Broadly speaking, this should be seen as an inevitable consequence of a sentence being by nature a simplified and therefore imperfect means of expressions of what we mean.

Since we don't know how to convey what we mean more efficiently, we are stuck. However, we still have this notion that each of us is capable, to some extent, at least in principle, of actually knowing something like states of affair. I know the sun is shining merely by looking outside and seeing for myself that indeed the sun is shining. And we mostly agree on such things. Thus, we will agree that sentences like "The sun is shining" can be used to convey ideas with which we can agree. The fact that we agree shows we think such ideas are true.

However, we can't verify that our respective ideas of the sun shining are all identical. Thus, I suppose, we invented a new notion, that of propositions.

A proposition may be understood as a perfect, and as such fictional, idea of a state of affairs. An idea that, if we could have it in mind, we would be able to understand it and decide for ourselves whether it is true or false.

This doesn't quite justify our notion that ideas, let alone propositions, can be true or false. However, the more interesting question may be instead that of what it means to you that an idea be true, or false, to begin with. You are the one to decide on that.

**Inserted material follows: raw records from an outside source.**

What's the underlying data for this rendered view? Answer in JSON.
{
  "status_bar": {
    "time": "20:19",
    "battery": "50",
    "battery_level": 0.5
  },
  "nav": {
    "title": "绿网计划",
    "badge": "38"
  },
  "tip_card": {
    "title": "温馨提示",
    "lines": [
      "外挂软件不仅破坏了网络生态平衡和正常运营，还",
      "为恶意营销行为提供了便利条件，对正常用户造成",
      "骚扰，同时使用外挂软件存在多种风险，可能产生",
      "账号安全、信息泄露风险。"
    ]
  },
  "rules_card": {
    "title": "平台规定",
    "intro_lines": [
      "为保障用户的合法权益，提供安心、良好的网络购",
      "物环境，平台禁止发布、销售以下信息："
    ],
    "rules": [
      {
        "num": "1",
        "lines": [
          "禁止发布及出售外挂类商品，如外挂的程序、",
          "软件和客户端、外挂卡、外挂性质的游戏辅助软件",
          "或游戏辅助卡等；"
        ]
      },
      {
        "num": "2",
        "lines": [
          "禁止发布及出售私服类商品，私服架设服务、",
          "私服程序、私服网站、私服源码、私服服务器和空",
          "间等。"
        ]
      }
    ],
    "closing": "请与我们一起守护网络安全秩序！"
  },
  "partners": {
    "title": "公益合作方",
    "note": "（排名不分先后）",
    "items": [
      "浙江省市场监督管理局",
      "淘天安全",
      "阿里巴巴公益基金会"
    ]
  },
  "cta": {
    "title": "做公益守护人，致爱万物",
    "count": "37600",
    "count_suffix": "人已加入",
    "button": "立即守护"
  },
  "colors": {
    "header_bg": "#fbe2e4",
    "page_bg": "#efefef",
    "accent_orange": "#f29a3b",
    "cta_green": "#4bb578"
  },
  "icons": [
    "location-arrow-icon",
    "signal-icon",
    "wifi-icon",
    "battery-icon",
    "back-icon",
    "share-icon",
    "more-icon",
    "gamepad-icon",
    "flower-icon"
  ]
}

That being said, it seems that most people understand this notion of proposition, and that we can usefully discuss propositions as being either true or false. This may be understood straightforwardly as a technical means to be able to discuss matters of logic without necessarily having to go into the messiness of language, or indeed into whatever it is that we mean when we express what we mean using language.

The more fundamental question, though, is that of what we do when we think of something as being true.